Une fois projetée hors d’elle, la conscience n’a plus aucune raison de rester un sujet absolu, arrêté, éternellement le même.
La conscience a désormais cette obligation précise de suivre son intuition, de cultiver sa révélation, d’exhiber son désir de fuir, son envie d’exil. La conscience a cette obligation : devenir Autre.
L’Autre, quel qu’il soit, ne peut commencer d’avoir un semblant d’existence que dans la conscience.
Être Autre, et même être autre que l’être, c’est être conscience pleine, c’est pouvoir devenir soi dans une autre unité et dans l’ek-stase.
Et que peut lui signaler cet Autre, sinon une métaphore, comme la lumière, et le reflet ?
L’Autre, pour exister comme autre, doit se refléter dans une conscience elle-même devenue lumière.
La totalité de l’être, si celle-ci existe, ne pourrait être que la totalité de la conscience et de l’inconscient, du pour-soi et de l’en-soi. Ce n’est donc pas une totalité unie, c’est une totalité essentiellement divisée.
Cette totalité fissurée contient toujours en elle quelque chose qui est autre qu’elle, quelque chose qui la nie comme totalité légitime, comme la nie comme idée totale, allant de soi…
La conscience, déjà, est autre que l’inconscient, le pour-soi est l’autre de l’en-soi.
L’inconscient est, purement et simplement. Il n’est pas, quant à lui, l’autre de la conscience, il est seulement ce qu’il est. Alors que la conscience n’est pas, elle devient, elle est devenir.
Conscience et inconscient s’ignorent. Ils sont autres l’un à l’autre, et au lieu de se reconnaître comme autres, ils s’ignorent comme autres.

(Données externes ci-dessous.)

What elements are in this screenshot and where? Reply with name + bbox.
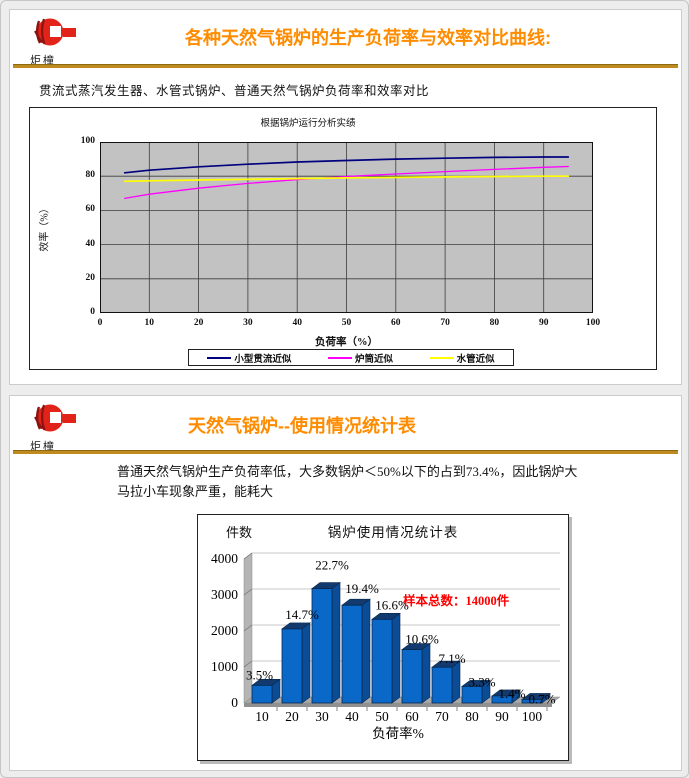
line-chart-title: 根据锅炉运行分析实绩 [260,119,356,129]
x-tick-label: 80 [489,318,500,328]
legend-line-swatch [207,356,232,359]
y-tick-label: 3000 [211,587,238,602]
sample-total-annotation: 样本总数：14000件 [403,594,510,608]
x-tick-label: 70 [435,709,449,724]
legend-item: 炉筒近似 [327,351,393,365]
x-tick-label: 90 [495,709,509,724]
bar-chart-plot: 3.5% 14.7% 22.7% 19.4%16.6% 10.6% 7.1%3.3%1.4… [211,551,561,741]
x-tick-label: 50 [375,709,389,724]
bar-chart-box: 锅炉使用情况统计表 件数 3.5% 14.7% 22.7% 19.4% 16.6% 10.… [197,514,569,761]
legend-item: 小型贯流近似 [207,351,291,365]
bar-value-label: 1.4% [498,686,525,701]
x-tick-label: 40 [345,709,359,724]
x-tick-label: 10 [144,318,155,328]
x-tick-label: 100 [585,318,601,328]
legend-label: 水管近似 [456,354,495,365]
x-tick-label: 100 [522,709,543,724]
line-chart-frame: 根据锅炉运行分析实绩 效率（%） 0 20 40 60 80 100 0 10 20 30 40 5… [29,107,657,370]
x-tick-label: 20 [285,709,299,724]
legend-item: 水管近似 [429,351,495,365]
header-separator [13,450,678,454]
y-tick-label: 2000 [211,623,238,638]
legend-label: 炉筒近似 [354,354,393,365]
bar-value-label: 14.7% [285,607,319,622]
y-tick-label: 1000 [211,659,238,674]
y-tick-label: 40 [85,238,96,249]
x-tick-label: 20 [193,318,204,328]
y-tick-label: 0 [90,307,95,317]
slide2-title: 天然气锅炉--使用情况统计表 [188,416,416,436]
line-chart-legend: 小型贯流近似 炉筒近似 水管近似 [188,349,514,366]
logo-flame-icon [34,18,76,46]
bar-value-label: 3.3% [468,674,495,689]
bar-value-label: 16.6% [375,597,409,612]
slide2-paragraph: 普通天然气锅炉生产负荷率低，大多数锅炉＜50%以下的占到73.4%，因此锅炉大马… [117,464,578,500]
x-tick-label: 60 [391,318,401,328]
x-tick-label: 30 [243,318,253,328]
x-tick-label: 50 [341,318,352,328]
x-tick-label: 0 [97,318,103,328]
x-tick-label: 10 [255,709,269,724]
bar-chart-title: 锅炉使用情况统计表 [327,525,459,540]
bar-chart-y-axis-label: 件数 [226,525,253,540]
x-tick-label: 40 [292,318,302,328]
bar-value-label: 19.4% [345,581,379,596]
x-tick-label: 70 [440,318,450,328]
x-tick-label: 90 [538,318,549,328]
slide-1: 炬橦 各种天然气锅炉的生产负荷率与效率对比曲线: 贯流式蒸汽发生器、水管式锅炉、… [9,9,682,385]
x-tick-label: 80 [465,709,479,724]
bar-value-label: 3.5% [246,667,273,682]
x-tick-label: 60 [405,709,419,724]
y-tick-label: 100 [80,136,95,146]
company-logo: 炬橦 [28,16,88,68]
line-chart-x-axis-label: 负荷率（%） [315,337,378,348]
bar-value-label: 0.7% [528,691,555,706]
company-logo: 炬橦 [28,402,88,454]
slide1-title: 各种天然气锅炉的生产负荷率与效率对比曲线: [185,28,551,48]
line-chart-plot [100,142,593,313]
line-chart-y-axis-label: 效率（%） [39,203,51,252]
y-tick-label: 60 [85,204,96,215]
x-tick-label: 30 [315,709,329,724]
bar-value-label: 22.7% [315,558,349,573]
y-tick-label: 20 [85,272,96,283]
legend-line-swatch [429,356,454,359]
y-tick-label: 0 [231,695,238,710]
bar-value-label: 7.1% [438,651,465,666]
legend-line-swatch [327,356,352,359]
header-separator [13,64,678,68]
y-tick-label: 80 [85,170,96,181]
bar-chart-x-axis-label: 负荷率% [372,725,424,741]
legend-label: 小型贯流近似 [234,354,292,365]
slide-2: 炬橦 天然气锅炉--使用情况统计表 普通天然气锅炉生产负荷率低，大多数锅炉＜50… [9,395,682,771]
slide1-subtitle: 贯流式蒸汽发生器、水管式锅炉、普通天然气锅炉负荷率和效率对比 [39,84,430,98]
bar-value-label: 10.6% [405,632,439,647]
logo-flame-icon [34,404,76,432]
y-tick-label: 4000 [211,551,238,566]
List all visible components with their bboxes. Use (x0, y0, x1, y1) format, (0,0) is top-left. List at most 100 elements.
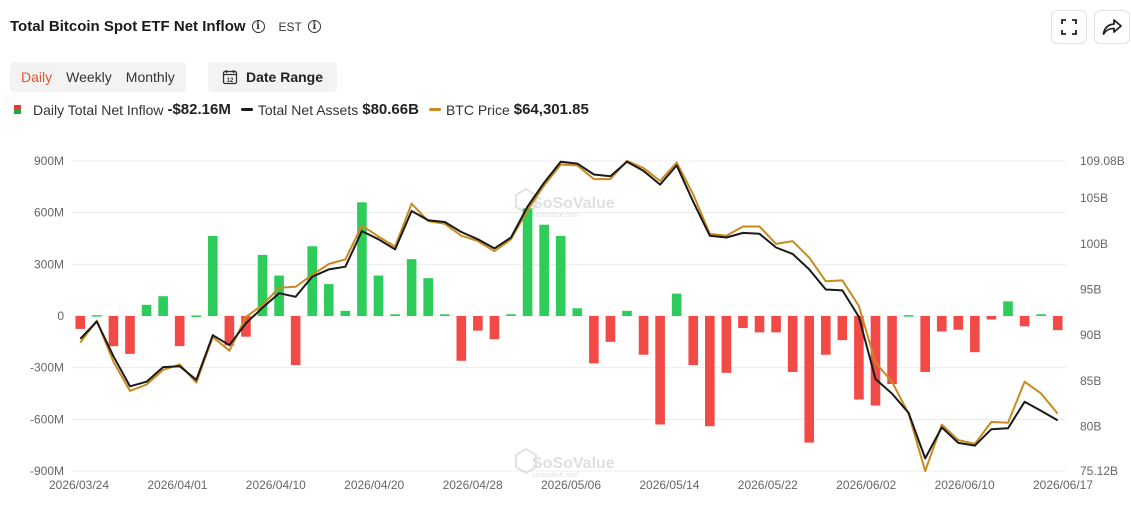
inflow-bar (1052, 316, 1063, 331)
inflow-bar (456, 316, 467, 361)
inflow-bar (506, 314, 516, 316)
legend-item-inflow[interactable]: Daily Total Net Inflow -$82.16M (14, 101, 231, 118)
inflow-bar (555, 235, 566, 316)
watermark-icon (515, 447, 537, 475)
x-tick-label: 2026/05/22 (738, 478, 798, 492)
x-tick-label: 2026/05/14 (639, 478, 699, 492)
inflow-bar (688, 316, 699, 366)
inflow-bar (390, 314, 400, 316)
inflow-bars (75, 202, 1063, 443)
y-right-tick-label: 80B (1080, 419, 1101, 433)
inflow-bar (125, 316, 135, 354)
x-tick-label: 2026/06/10 (935, 478, 995, 492)
inflow-bar (224, 316, 235, 346)
legend-assets-value: $80.66B (362, 101, 419, 118)
legend-item-assets[interactable]: Total Net Assets $80.66B (240, 101, 419, 118)
x-tick-label: 2026/05/06 (541, 478, 601, 492)
legend-inflow-value: -$82.16M (167, 101, 231, 118)
series-lines (79, 159, 1059, 472)
assets-swatch (240, 108, 253, 111)
x-tick-label: 2026/04/10 (246, 478, 306, 492)
info-icon[interactable]: i (251, 20, 265, 33)
date-range-button[interactable]: 12 Date Range (208, 62, 338, 92)
total-net-assets-line (79, 160, 1059, 460)
y-right-tick-label: 85B (1080, 374, 1101, 388)
inflow-bar (1036, 314, 1046, 316)
inflow-bar (920, 316, 930, 372)
fullscreen-icon (1061, 19, 1077, 35)
inflow-bar (75, 316, 86, 329)
x-tick-label: 2026/04/20 (344, 478, 404, 492)
inflow-bar (671, 293, 682, 316)
y-right-tick-label: 105B (1080, 191, 1108, 205)
inflow-bar (307, 246, 318, 316)
inflow-bar (936, 316, 947, 332)
inflow-bar (191, 315, 202, 317)
btc-swatch (428, 108, 441, 111)
calendar-icon-text: 12 (227, 78, 234, 84)
fullscreen-button[interactable] (1051, 10, 1087, 44)
y-right-tick-label: 100B (1080, 237, 1108, 251)
watermark-subtext: sosovalue.com (532, 212, 579, 219)
legend-item-btc[interactable]: BTC Price $64,301.85 (428, 101, 589, 118)
date-range-label: Date Range (246, 69, 324, 85)
tab-monthly[interactable]: Monthly (125, 69, 175, 85)
inflow-bar (241, 316, 251, 337)
tab-weekly[interactable]: Weekly (66, 69, 112, 85)
chart-title: Total Bitcoin Spot ETF Net Inflow (10, 18, 246, 35)
inflow-bar (423, 278, 433, 316)
inflow-bar (174, 316, 185, 347)
inflow-bar (340, 310, 351, 316)
inflow-bar (257, 254, 268, 316)
btc-price-line (79, 159, 1059, 472)
axis-labels: 900M 600M 300M 0 -300M -600M -900M 109.08B 105B 1… (30, 154, 1125, 492)
inflow-bar (771, 316, 781, 333)
inflow-bar (903, 315, 914, 317)
inflow-bar (489, 316, 500, 340)
inflow-swatch (14, 105, 21, 114)
y-right-tick-label: 95B (1080, 283, 1101, 297)
inflow-bar (953, 316, 964, 330)
calendar-icon: 12 (222, 70, 238, 85)
y-left-tick-label: -600M (30, 412, 64, 426)
x-tick-label: 2026/04/28 (443, 478, 503, 492)
y-left-tick-label: 300M (34, 257, 64, 271)
x-tick-label: 2026/06/02 (836, 478, 896, 492)
y-right-tick-label: 75.12B (1080, 464, 1118, 478)
y-left-tick-label: -300M (30, 361, 64, 375)
interval-tabs: Daily Weekly Monthly (10, 62, 186, 92)
y-left-tick-label: 600M (34, 206, 64, 220)
inflow-bar (1019, 316, 1030, 327)
inflow-bar (274, 275, 284, 316)
y-right-tick-label: 109.08B (1080, 154, 1125, 168)
chart-legend: Daily Total Net Inflow -$82.16M Total Ne… (14, 101, 599, 118)
share-button[interactable] (1094, 10, 1130, 44)
watermark-icon (515, 187, 537, 215)
inflow-bar (108, 316, 119, 347)
inflow-bar (986, 316, 997, 320)
y-left-tick-label: 0 (57, 309, 64, 323)
inflow-bar (854, 316, 864, 400)
legend-btc-value: $64,301.85 (513, 101, 589, 118)
inflow-bar (605, 316, 616, 342)
timezone-info-icon[interactable]: i (307, 20, 321, 33)
inflow-bar (92, 315, 102, 317)
chart-title-row: Total Bitcoin Spot ETF Net Inflow i EST … (10, 18, 321, 35)
x-tick-label: 2026/03/24 (49, 478, 109, 492)
inflow-bar (439, 314, 450, 316)
inflow-bar (406, 259, 417, 316)
timezone-label: EST (278, 19, 302, 34)
inflow-bar (820, 316, 831, 355)
inflow-bar (1003, 301, 1013, 316)
inflow-bar (323, 284, 334, 316)
y-left-tick-label: 900M (34, 154, 64, 168)
watermark-text: SoSoValue (532, 455, 615, 472)
inflow-bar (970, 316, 980, 353)
tab-daily[interactable]: Daily (21, 69, 53, 85)
x-tick-label: 2026/06/17 (1033, 478, 1093, 492)
inflow-bar (539, 224, 549, 316)
y-left-tick-label: -900M (30, 464, 64, 478)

C’est pour cela que le rapport de l’inconscient à la conscience, de l’en-soi au pour-soi, n’est pas l’équivalent du rapport de la conscience à l’inconscient, du pour-soi à l’en-soi. Il n’y a pas ici de symétrie, ni de miroir.

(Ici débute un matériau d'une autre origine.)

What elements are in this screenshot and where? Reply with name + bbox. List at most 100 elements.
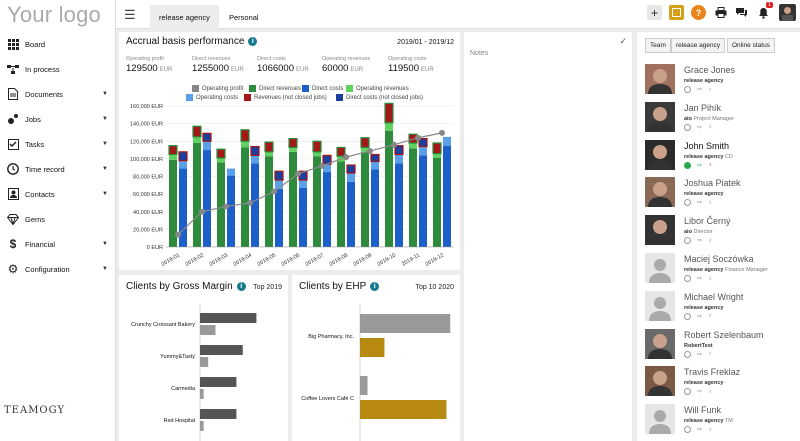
bar-operating-revenues[interactable] <box>169 154 177 160</box>
info-icon[interactable]: i <box>248 37 258 46</box>
team-member[interactable]: Travis Freklaz release agency ⇨ ♁ <box>645 366 795 404</box>
chevron-down-icon[interactable]: ▼ <box>102 191 108 197</box>
bar-direct-revenues[interactable] <box>409 148 417 247</box>
bar-direct-revenues[interactable] <box>361 151 369 247</box>
legend-item[interactable]: Operating costs <box>186 94 238 101</box>
print-icon[interactable] <box>713 5 728 20</box>
ehp-bar-secondary[interactable] <box>360 338 385 357</box>
bar-direct-costs[interactable] <box>347 181 355 247</box>
avatar[interactable] <box>645 366 675 397</box>
bar-operating-costs[interactable] <box>299 180 307 188</box>
login-icon[interactable]: ⇨ <box>697 351 703 358</box>
bar-direct-costs-not-closed-jobs-[interactable] <box>179 151 187 161</box>
bar-revenues-not-closed-jobs-[interactable] <box>265 142 273 152</box>
bar-direct-costs[interactable] <box>275 188 283 247</box>
member-name[interactable]: Will Funk <box>684 405 722 416</box>
login-icon[interactable]: ⇨ <box>697 162 703 169</box>
bar-operating-revenues[interactable] <box>313 151 321 157</box>
sidebar-item-tasks[interactable]: Tasks ▼ <box>0 132 116 156</box>
operating-profit-point[interactable] <box>391 141 397 148</box>
login-icon[interactable]: ⇨ <box>697 200 703 207</box>
bar-operating-revenues[interactable] <box>433 153 441 158</box>
avatar-placeholder[interactable] <box>645 290 675 321</box>
member-name[interactable]: Grace Jones <box>684 65 736 75</box>
operating-profit-point[interactable] <box>295 170 301 177</box>
bar-direct-costs[interactable] <box>371 169 379 247</box>
sidebar-item-board[interactable]: Board <box>0 32 116 56</box>
avatar[interactable] <box>645 139 675 170</box>
gross-margin-bar[interactable] <box>200 313 257 323</box>
bar-direct-costs-not-closed-jobs-[interactable] <box>347 165 355 173</box>
bar-revenues-not-closed-jobs-[interactable] <box>217 149 225 158</box>
operating-profit-point[interactable] <box>319 162 325 169</box>
operating-profit-point[interactable] <box>247 199 253 206</box>
bar-direct-revenues[interactable] <box>385 130 393 247</box>
member-name[interactable]: Maciej Soczówka <box>684 254 754 264</box>
bar-direct-costs-not-closed-jobs-[interactable] <box>299 171 307 181</box>
login-icon[interactable]: ⇨ <box>697 238 703 245</box>
bar-operating-costs[interactable] <box>251 155 259 164</box>
bar-revenues-not-closed-jobs-[interactable] <box>313 141 321 152</box>
bar-revenues-not-closed-jobs-[interactable] <box>433 143 441 154</box>
info-icon[interactable]: i <box>236 282 246 291</box>
bar-operating-costs[interactable] <box>371 161 379 170</box>
activity-icon[interactable]: ♁ <box>708 86 713 93</box>
sidebar-item-gems[interactable]: Gems <box>0 207 116 231</box>
bar-revenues-not-closed-jobs-[interactable] <box>193 126 201 137</box>
bar-direct-costs[interactable] <box>299 187 307 247</box>
bar-operating-revenues[interactable] <box>289 147 297 152</box>
gross-margin-filter[interactable]: Top 2019 <box>253 284 282 291</box>
tab-personal[interactable]: Personal <box>229 12 259 22</box>
chevron-down-icon[interactable]: ▼ <box>102 241 108 247</box>
bar-operating-costs[interactable] <box>275 180 283 189</box>
login-icon[interactable]: ⇨ <box>697 313 703 320</box>
ehp-bar-secondary[interactable] <box>360 400 447 419</box>
help-icon[interactable]: ? <box>691 5 706 20</box>
ehp-filter[interactable]: Top 10 2020 <box>415 284 454 291</box>
bar-revenues-not-closed-jobs-[interactable] <box>241 129 249 142</box>
operating-profit-point[interactable] <box>367 147 373 154</box>
bar-direct-costs[interactable] <box>419 155 427 247</box>
avatar-placeholder[interactable] <box>645 253 675 283</box>
bar-direct-revenues[interactable] <box>433 157 441 247</box>
team-member[interactable]: Joshua Piatek release agency ⇨ ♁ <box>645 177 795 215</box>
sidebar-item-in-process[interactable]: In process <box>0 57 116 81</box>
operating-profit-point[interactable] <box>271 188 277 195</box>
legend-item[interactable]: Direct costs <box>302 85 343 92</box>
bar-direct-revenues[interactable] <box>265 156 273 247</box>
bar-direct-revenues[interactable] <box>217 162 225 247</box>
member-name[interactable]: Libor Černý <box>684 216 731 227</box>
team-member[interactable]: Maciej Soczówka release agency Finance Ma… <box>645 253 795 291</box>
bar-direct-revenues[interactable] <box>193 143 201 247</box>
bar-direct-costs-not-closed-jobs-[interactable] <box>275 171 283 181</box>
sidebar-item-jobs[interactable]: Jobs ▼ <box>0 107 116 131</box>
chat-icon[interactable] <box>734 5 749 20</box>
activity-icon[interactable]: ♁ <box>708 426 713 433</box>
bar-direct-revenues[interactable] <box>241 147 249 247</box>
login-icon[interactable]: ⇨ <box>697 427 703 434</box>
gross-margin-bar-secondary[interactable] <box>200 421 204 431</box>
avatar[interactable] <box>645 101 675 132</box>
activity-icon[interactable]: ♁ <box>708 237 713 244</box>
bar-direct-revenues[interactable] <box>313 156 321 247</box>
bar-direct-revenues[interactable] <box>169 159 177 247</box>
bar-revenues-not-closed-jobs-[interactable] <box>337 147 345 157</box>
member-name[interactable]: Robert Szelenbaum <box>684 329 764 340</box>
check-icon[interactable]: ✓ <box>619 36 627 46</box>
bar-operating-costs[interactable] <box>179 160 187 169</box>
bar-direct-revenues[interactable] <box>289 151 297 247</box>
bar-operating-revenues[interactable] <box>361 147 369 152</box>
sidebar-item-documents[interactable]: Documents ▼ <box>0 82 116 106</box>
login-icon[interactable]: ⇨ <box>697 87 703 93</box>
legend-item[interactable]: Operating profit <box>192 85 243 92</box>
bar-direct-costs[interactable] <box>179 168 187 247</box>
bar-direct-costs-not-closed-jobs-[interactable] <box>395 145 403 155</box>
chevron-down-icon[interactable]: ▼ <box>102 166 108 172</box>
menu-icon[interactable]: ☰ <box>124 7 136 22</box>
breadcrumb-online-status[interactable]: Online status <box>727 38 775 53</box>
bar-direct-costs[interactable] <box>203 150 211 247</box>
operating-profit-point[interactable] <box>175 231 181 238</box>
bar-revenues-not-closed-jobs-[interactable] <box>361 137 369 148</box>
add-button[interactable]: + <box>647 5 662 20</box>
bar-operating-revenues[interactable] <box>265 151 273 157</box>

Si je suis conscient de saisir que je suis, de saisir l’être en moi, ma conscience devient tout entière seulement saisie de cet être, elle n’est plus que de cela, et non d’autre chose. Mais l’être que je saisis ne se pose pas en dehors de moi, ne se met pas à distance de moi, pour me saisir à son tour ; l’être est ce qui est saisi (par la conscience). Il n’est pas ce qui saisit (la conscience). La proie n’est pas l’ombre, ni le lion la proie.
Pour compliquer les choses, l’être ne coïncide aucunement avec ce qui est saisi, quand je tente de le saisir. Car je ne saisis que des ombres, et l’être n’est pas de l’ombre, il est essentiellement lumière. Il n’y a pas de plus grande distance que celle qui sépare l’ombre et la lumière.

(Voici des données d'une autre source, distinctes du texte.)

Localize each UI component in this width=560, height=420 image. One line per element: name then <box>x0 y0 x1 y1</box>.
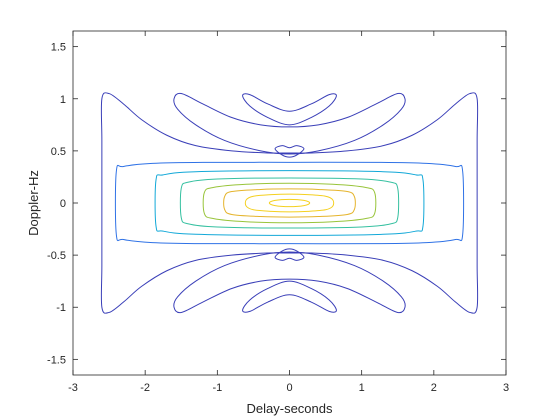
contour-line-level-2-0 <box>114 161 465 245</box>
x-tick-label: 0 <box>286 382 292 394</box>
contour-line-level-7-0 <box>244 193 335 213</box>
y-tick-label: -1 <box>56 302 66 314</box>
y-tick-label: 0.5 <box>51 146 66 158</box>
contour-lines-group <box>100 92 479 314</box>
x-tick-label: -1 <box>212 382 222 394</box>
y-axis-ticks: -1.5 -1 -0.5 0 0.5 1 1.5 <box>47 42 506 366</box>
x-tick-label: -2 <box>140 382 150 394</box>
x-axis-ticks: -3 -2 -1 0 1 2 3 <box>68 31 509 394</box>
contour-line-level-3-0 <box>154 170 425 236</box>
x-tick-label: 3 <box>503 382 509 394</box>
contour-line-level-1-0 <box>100 92 479 314</box>
y-tick-label: 1.5 <box>51 42 66 54</box>
contour-line-level-7-1 <box>268 198 311 208</box>
x-tick-label: 2 <box>431 382 437 394</box>
y-tick-label: -0.5 <box>47 250 66 262</box>
contour-line-level-1-2 <box>173 251 406 314</box>
contour-line-level-1-1 <box>173 92 406 155</box>
contour-line-level-5-0 <box>202 182 377 224</box>
contour-line-level-1-4 <box>242 280 337 313</box>
y-tick-label: 1 <box>60 94 66 106</box>
contour-line-level-1-6 <box>274 248 305 261</box>
contour-line-level-6-0 <box>223 188 356 218</box>
y-tick-label: -1.5 <box>47 354 66 366</box>
x-axis-label: Delay-seconds <box>247 401 333 416</box>
contour-line-level-1-3 <box>242 93 337 126</box>
y-axis-label: Doppler-Hz <box>26 170 41 236</box>
contour-line-level-1-5 <box>274 145 305 158</box>
x-tick-label: -3 <box>68 382 78 394</box>
contour-line-level-4-0 <box>179 177 400 229</box>
y-tick-label: 0 <box>60 198 66 210</box>
x-tick-label: 1 <box>359 382 365 394</box>
plot-area-background <box>73 31 506 375</box>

J’existe ici et maintenant parce que, étant né, et étant devenu conscient, je suis désormais engagé dans la totalité du réel, par toutes mes fibres.
De cette « existence » je puis croire me former une conscience exhaustive, je puis (en théorie) épuiser le sujet que je suis, épuiser exhaustivement tout ce qu’il y a à en dire et à en penser, puisque je suis tout à la fois la conscience de mon être, et conscient d’être cette conscience, je suis à la fois la conscience de mon soi, et conscient de mon inconscience de cet en-soi.
Mais cette prétendue exhaustivité n’est évidemment qu’un mirage.
En fait, l’être est opaque à lui-même. Il est rempli de lui-même et ne peut donc prendre la distance nécessaire, le recul indispensable pour se voir être. L’être est ce qu’il est. Il n’est donc ni conscient qu’il est, ni d’être ce qu’il est. Il est, simplement il est.
Pour sa part, la conscience n’est pas l’être, mais seulement la conscience de l’être. Elle n’est pas, elle est seulement consciente qu’elle doit être, qu’elle a à être, et qu’elle a à devenir, qu’elle est un flux, une pulsion, une montée, une éruption, une ek-stase à venir.